Desde el punto de vista de la verdad, se puede decir que un vaso está medio lleno o que está medio vacío, ello no tiene ninguna importancia; pero la acción mágica es diferente.  Y esto es, precisamente, lo esencial.  Si os acostumbráis a ver las faltas, las lagunas, los defectos, cada vez vais a estar más tristes, más descorazonados, más deteriorados. Es lo que sucede cuando uno solo ve las faltas.  Que estas faltas existen, es evidente, ¿a quién vais a decírselo?  Pero la cuestión no está ahí; la cuestión está en saber trabajar con lo que se posee con el fin de mejorarlo.
     
Para mostrar a algunos lo equivocados que están y cuánto daño se hacen al decir que les falta esto o aquello, y sobre todo el dinero- ¡es de la falta de dinero  lo que más se queja la gente! – les diré: {Venga, os doy veinte millones, pero a cambio, dadme vuestros ojos.}  ¡Ah!  Lo rechazan a gritos.  {Y he aquí todavía veinte millones más por vuestras orejas… Veinte millones por vuestra nariz… Veinte millones por vuestros brazos… y veinte millones más por vuestras piernas}.  Y si seguimos, sumariamos una fortuna.  Pues bien, incluso ante esta suma, van a rehusar.  Entonces, ¿por qué se sienten pobres?
     
Son ricos, sólo que no lo han visto.  No lo han visto porque son tontos y los tontos deben sufrir siempre, su cabeza debe madurar.  No soy yo quien lo dice, sino la naturaleza.    
La naturaleza es implacable: podéis gritar, llorar, amenazar y no cambia; sois vosotros los que debéis inclinaros, obedecer, poneros de acuerdo con ella.  Sí es implacable, irreductible.    
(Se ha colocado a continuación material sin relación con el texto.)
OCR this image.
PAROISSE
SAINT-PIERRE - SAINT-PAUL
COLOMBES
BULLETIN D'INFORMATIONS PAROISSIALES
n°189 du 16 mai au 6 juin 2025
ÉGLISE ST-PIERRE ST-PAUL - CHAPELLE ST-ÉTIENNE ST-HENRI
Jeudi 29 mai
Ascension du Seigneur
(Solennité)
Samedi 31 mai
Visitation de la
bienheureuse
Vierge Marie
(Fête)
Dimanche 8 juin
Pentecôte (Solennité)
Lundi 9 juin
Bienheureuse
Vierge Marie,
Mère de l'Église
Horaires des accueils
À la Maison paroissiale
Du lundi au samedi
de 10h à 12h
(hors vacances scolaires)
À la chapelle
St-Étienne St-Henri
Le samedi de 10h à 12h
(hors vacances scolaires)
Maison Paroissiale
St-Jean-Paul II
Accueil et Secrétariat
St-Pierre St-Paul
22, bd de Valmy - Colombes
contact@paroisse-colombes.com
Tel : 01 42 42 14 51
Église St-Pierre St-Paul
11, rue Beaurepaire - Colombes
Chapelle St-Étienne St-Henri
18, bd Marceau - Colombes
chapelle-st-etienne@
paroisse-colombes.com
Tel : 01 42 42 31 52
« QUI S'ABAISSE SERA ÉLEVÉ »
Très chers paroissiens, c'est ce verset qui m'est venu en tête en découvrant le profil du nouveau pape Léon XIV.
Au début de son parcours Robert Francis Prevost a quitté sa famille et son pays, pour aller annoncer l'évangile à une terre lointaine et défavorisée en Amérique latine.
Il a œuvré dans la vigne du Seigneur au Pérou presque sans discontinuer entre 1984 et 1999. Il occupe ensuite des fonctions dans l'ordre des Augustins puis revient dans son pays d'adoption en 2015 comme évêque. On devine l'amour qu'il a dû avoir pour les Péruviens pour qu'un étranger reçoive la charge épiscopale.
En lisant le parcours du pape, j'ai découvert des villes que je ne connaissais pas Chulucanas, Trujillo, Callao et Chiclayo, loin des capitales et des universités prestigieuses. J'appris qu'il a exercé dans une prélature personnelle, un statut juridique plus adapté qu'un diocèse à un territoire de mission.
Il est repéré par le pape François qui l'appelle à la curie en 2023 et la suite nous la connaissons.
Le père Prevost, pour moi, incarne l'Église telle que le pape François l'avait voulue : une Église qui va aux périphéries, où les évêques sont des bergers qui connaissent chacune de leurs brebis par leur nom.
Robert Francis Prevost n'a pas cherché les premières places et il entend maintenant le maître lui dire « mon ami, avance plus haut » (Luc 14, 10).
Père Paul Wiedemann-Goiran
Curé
Diréis que es cruel…  No, sólo quiere convertir a los seres humanos en seres inteligentes, hermosos, y sobre todo, felices. 
     
Pero cuando ve que tienen la cabeza tan dura…  Qué queréis, es necesario que esas cabezas maduren, y para ello emplea métodos que sólo ella conoce.  Cuando se ensaña con alguien, no le da ni siquiera explicaciones; dice simplemente: {Deseo su bien, y como no hay otros medios para volverle cuerdo, me veo obligada a emplear estos}  No se le puede reprochar.
     
Debéis de aceptar esta filosofía que os enseña que sois los hijos de Dios, los herederos de un tesoro que no espera más que el momento en que seáis capaces de ir y tomarlo. Es una filosofía que falta en los humanos, nada más; lo tienen todo en ellos, junto a ellos, y no hacen más que quejarse.  Son unos cascarrabias, eso es lo que son, y lo que les falta es una filosofía divina. 
     
Por eso, cuando veo a alguien que está ahí, encogido sobre sí mismo, sobre sus problemas personales, tengo ganas de decirle: Pero pobre desdichado, ¿cómo puedes ver algo en este estado?  No sales, estas encerrado en tu buardilla.
     
Paséate un poco para contemplar tu herencia: todos esos bosques, esas montañas, esos lagos, esos ríos, esas estrellas…Comprenderás que posees algo inmenso, que no te falta nada.
     
Los humanos son comparables a aquel que está sumergido en un lago y grita: {¡Agua, agua! ¡tengo sed!}  Están sumergidos en el océano de la luz cósmica, pero han construido tales caparazones que esta luz no puede penetrar en ellos.  He aquí el estado actual de mucha gente  en el mundo: son infelices, se quejan, y quieren hasta suicidarse.   No pueden comprender que son ellos los únicos responsables de su estado.
     
La inteligencia cósmica no tenía ningún deseo de reducirles hasta este extremo; son ellos quienes, al mostrarse tan obtusos, han llegado ahí, y se suprimen porque la visa no tiene ningún sentido por así decir.  En realidad, hay en la vida todavía tantas posibilidades insospechadas… La mayor tontería es estar ahí, sentirse desdichado, en el vacío, porque se es incapaz de ver esas posibilidades.
     
Volvamos ahora sobre la imagen del vaso medio lleno y del vaso medio vacío.  Naturalmente, desde el punto de vista de la simple constatación, que se diga lo uno o lo otro, ello viene a ser lo mismo. 
     
Sí, pero constatar las cosas todavía no es la verdadera ciencia.  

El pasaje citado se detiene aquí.